A drone entered Romanian territory early on Sunday as Moscow struck “civilian targets and port infrastructure” across the Danube in Ukraine, Romania's Ministry of National Defense reported. It added Bucharest had deployed F-16 warplanes to monitor its airspace and issued text alerts to residents of two eastern regions.

It also said investigations were underway of a potential “impact zone” in an uninhabited zone along the Romanian-Ukrainian border. There were no immediate reports of any casualties or damage.

Later on Sunday, Latvia’s Defense Minister Andris Sprūds said that a Russian drone fell the day before near the town of Rezekne, and had likely strayed into Latvia from neighboring Belarus.

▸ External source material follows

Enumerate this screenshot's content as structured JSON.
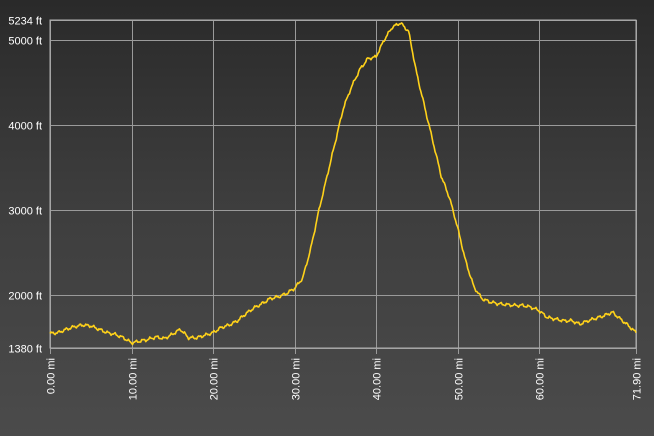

Rezekne, home to over 25,000 people, lies some 55 kilometers (34 miles) west of Russia and around 75 kilometers (47 miles) from Belarus, the Kremlin’s close and dependent ally.

While the incursion into Latvian airspace appeared to be a rare incident, Romania has confirmed drone fragments on its territory on several occasions since Russia invaded Ukraine in February 2022, as recently as July this year.

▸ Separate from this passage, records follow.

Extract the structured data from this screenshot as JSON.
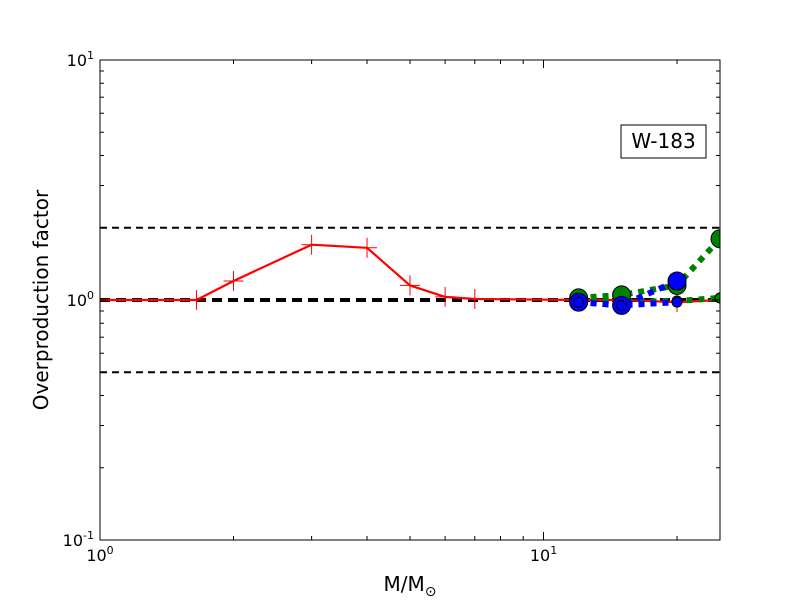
{
  "chart_data": {
    "type": "line",
    "title": "",
    "xlabel": "M/M⊙",
    "ylabel": "Overproduction factor",
    "x_scale": "log",
    "y_scale": "log",
    "xlim": [
      1,
      25
    ],
    "ylim": [
      0.1,
      10
    ],
    "x_ticks": [
      {
        "value": 1,
        "base": "10",
        "exp": "0"
      },
      {
        "value": 10,
        "base": "10",
        "exp": "1"
      }
    ],
    "y_ticks": [
      {
        "value": 0.1,
        "base": "10",
        "exp": "-1"
      },
      {
        "value": 1,
        "base": "10",
        "exp": "0"
      },
      {
        "value": 10,
        "base": "10",
        "exp": "1"
      }
    ],
    "grid": false,
    "annotation": "W-183",
    "reference_lines": [
      {
        "y": 2.0,
        "style": "dashed",
        "color": "#000000",
        "width": 2
      },
      {
        "y": 1.0,
        "style": "dashed",
        "color": "#000000",
        "width": 4
      },
      {
        "y": 0.5,
        "style": "dashed",
        "color": "#000000",
        "width": 2
      }
    ],
    "series": [
      {
        "color": "#ff0000",
        "style": "solid",
        "width": 2.2,
        "marker": "plus",
        "points": [
          {
            "x": 1.0,
            "y": 1.0
          },
          {
            "x": 1.65,
            "y": 1.0
          },
          {
            "x": 2.0,
            "y": 1.2
          },
          {
            "x": 3.0,
            "y": 1.7
          },
          {
            "x": 4.0,
            "y": 1.65
          },
          {
            "x": 5.0,
            "y": 1.15
          },
          {
            "x": 6.0,
            "y": 1.03
          },
          {
            "x": 7.0,
            "y": 1.01
          },
          {
            "x": 12.0,
            "y": 1.0
          },
          {
            "x": 15.0,
            "y": 1.0
          },
          {
            "x": 20.0,
            "y": 0.98
          },
          {
            "x": 25.0,
            "y": 1.0
          }
        ]
      },
      {
        "color": "#008000",
        "style": "dotted",
        "width": 6,
        "marker": "circle",
        "points": [
          {
            "x": 12.0,
            "y": 1.02
          },
          {
            "x": 15.0,
            "y": 1.05
          },
          {
            "x": 20.0,
            "y": 1.15
          },
          {
            "x": 25.0,
            "y": 1.8
          }
        ]
      },
      {
        "color": "#008000",
        "style": "dotted",
        "width": 6,
        "marker": "circle-small",
        "points": [
          {
            "x": 12.0,
            "y": 1.0
          },
          {
            "x": 15.0,
            "y": 0.98
          },
          {
            "x": 20.0,
            "y": 0.99
          },
          {
            "x": 25.0,
            "y": 1.02
          }
        ]
      },
      {
        "color": "#0000ff",
        "style": "dotted",
        "width": 6,
        "marker": "circle",
        "points": [
          {
            "x": 12.0,
            "y": 0.98
          },
          {
            "x": 15.0,
            "y": 0.95
          },
          {
            "x": 20.0,
            "y": 1.2
          }
        ]
      },
      {
        "color": "#0000ff",
        "style": "dotted",
        "width": 6,
        "marker": "circle-small",
        "points": [
          {
            "x": 12.0,
            "y": 0.98
          },
          {
            "x": 15.0,
            "y": 0.95
          },
          {
            "x": 20.0,
            "y": 0.98
          }
        ]
      }
    ]
  }
}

Mircea Geoana, NATO's outgoing deputy secretary-general and Romania's former top diplomat, said on Sunday morning that the military alliance condemned Russia’s violation of Romanian airspace. “While we have no information indicating an intentional attack by Russia against Allies, these acts are irresponsible and potentially dangerous,” he wrote on X.

Latvia's military on Sunday similarly said that there were no indications that Moscow or Minsk purposely sent a drone into the country. In a public statement, the military said it had identified the crash site, and that a probe was ongoing.

Sprūds, the Latvian defense minister, sought to downplay the significance of the drone incursion.

“I can confirm that there are no victims here and also no property is infringed in any way,” Defense Minister Andris Sprūds told the Latvian Radio on Sunday, adding that any risks in the event were immediately eliminated: “Of course, it is a serious incident, as it is once again a reminder of what kind of neighboring countries we live next to.”